Attention animators: Please stop creating wondrous alternate universes for the sole purpose of scoring easy jokes off their resemblance to the real world. When you make Shrek 3, for instance, Shrek should not eat at the Unicornia Pizza Kitchen. When a Shark Tale sequel comes up, the finny Will Smith should not shop at the Sturgeon Megastore. That joke just isn't funny anymore. The Flintstones did it first and nearly exhausted it. Recent big-screen cartoons have pretty much finished the trick. There might still be life in it, but a movie needs more.
The amiable but thin comedy Robots does have a little more going on, but not quite enough to make a difference, although it looks good enough to distract viewers from that fact for a while. Set in a world populated entirely by space-age-era robots—creaky devices that look like they might as easily be powered by pneumatics as microchips—the film looks like a storybook come to life. But storybooks tend to have stories worth following. In Robots, narrative takes a back seat to production design and not-too-funny funny business, as a plucky young inventor (voiced by Ewan McGregor) makes his way from Rivet Town to Robot City in an attempt to make his fortune with a dishwasher that looks like a coffee pot. (This makes more sense in context.) But as robots so often do, he finds that big businesses don't have time for young dreamers, particularly when said businesses' benevolent, Mel Brooks-voiced CEOs have given way to pitiless bottom-liners like the one voiced by Greg Kinnear.

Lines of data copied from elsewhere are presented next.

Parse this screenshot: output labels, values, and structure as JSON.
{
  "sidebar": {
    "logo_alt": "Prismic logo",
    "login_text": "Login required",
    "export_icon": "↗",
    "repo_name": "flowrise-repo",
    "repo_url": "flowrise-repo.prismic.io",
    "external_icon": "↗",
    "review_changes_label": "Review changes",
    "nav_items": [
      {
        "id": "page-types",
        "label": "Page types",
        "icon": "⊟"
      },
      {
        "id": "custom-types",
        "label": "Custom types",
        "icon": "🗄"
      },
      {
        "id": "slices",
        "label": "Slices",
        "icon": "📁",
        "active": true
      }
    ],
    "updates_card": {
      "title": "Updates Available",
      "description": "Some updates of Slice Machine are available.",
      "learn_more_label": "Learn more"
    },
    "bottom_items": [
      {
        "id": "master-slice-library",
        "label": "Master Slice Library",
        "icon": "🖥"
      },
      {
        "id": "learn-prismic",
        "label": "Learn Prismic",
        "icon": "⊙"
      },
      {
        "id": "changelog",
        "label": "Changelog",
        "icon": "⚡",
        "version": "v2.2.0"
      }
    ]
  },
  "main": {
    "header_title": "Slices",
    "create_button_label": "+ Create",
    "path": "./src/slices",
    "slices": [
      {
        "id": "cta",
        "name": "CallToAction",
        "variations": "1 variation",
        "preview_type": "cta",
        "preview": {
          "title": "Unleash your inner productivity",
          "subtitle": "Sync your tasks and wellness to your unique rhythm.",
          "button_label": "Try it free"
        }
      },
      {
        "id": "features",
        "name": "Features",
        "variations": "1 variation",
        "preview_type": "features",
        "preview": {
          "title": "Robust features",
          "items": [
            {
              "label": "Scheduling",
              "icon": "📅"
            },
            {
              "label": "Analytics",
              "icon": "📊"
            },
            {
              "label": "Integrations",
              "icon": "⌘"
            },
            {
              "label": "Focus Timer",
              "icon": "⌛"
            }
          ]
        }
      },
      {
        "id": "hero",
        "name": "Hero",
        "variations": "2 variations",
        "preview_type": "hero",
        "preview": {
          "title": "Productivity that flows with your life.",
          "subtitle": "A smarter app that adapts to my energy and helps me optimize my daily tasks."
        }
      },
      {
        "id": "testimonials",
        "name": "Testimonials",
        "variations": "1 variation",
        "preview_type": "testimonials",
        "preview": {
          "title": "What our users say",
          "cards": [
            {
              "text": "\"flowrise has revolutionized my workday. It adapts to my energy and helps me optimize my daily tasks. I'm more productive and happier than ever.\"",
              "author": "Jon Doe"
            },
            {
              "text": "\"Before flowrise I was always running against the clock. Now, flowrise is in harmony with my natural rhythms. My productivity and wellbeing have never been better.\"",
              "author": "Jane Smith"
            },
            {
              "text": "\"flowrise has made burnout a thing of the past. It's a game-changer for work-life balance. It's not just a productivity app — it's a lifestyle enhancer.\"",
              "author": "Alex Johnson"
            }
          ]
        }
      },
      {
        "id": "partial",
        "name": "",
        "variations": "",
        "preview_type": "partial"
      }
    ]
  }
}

As if to apologize for grounding an animated comedy in boardroom politics, Robots wanders away from the plot at every opportunity. McGregor's cross-town journey via a Rube Goldberg-inspired public-transit system takes up a lot of screen time. A later setpiece involving tumbling dominos seems to have been thrown in solely because someone had the hots for animating dominos. At least those bits are fun to watch, whereas the comedy, taken in part from the pens of the reliably disappointing team of Lowell Ganz and Babaloo Mandel (City Slickers, Fathers' Day), just kind of drifts by unnoticed. At least, apart from Robin Williams' contributions, which range from irritating to maddening. When his dilapidated robot breaks into a chorus of "Singin' In The Oil," it illustrates the half-assedness that characterizes every aspect of Robots apart from its look. See, it's just like stuff from our world, only with a robot twist. Get it?
Robots comes from Blue Sky, the studio responsible for the similarly pleasant, similarly uninspired Ice Age. Blue Sky does know how to animate a film, and among the ever-increasing number of computer-animation houses, it seems like the one most likely to make something that will rival Pixar, provided that it learns one important lesson from the competition: Have a story to tell before you start building the sets.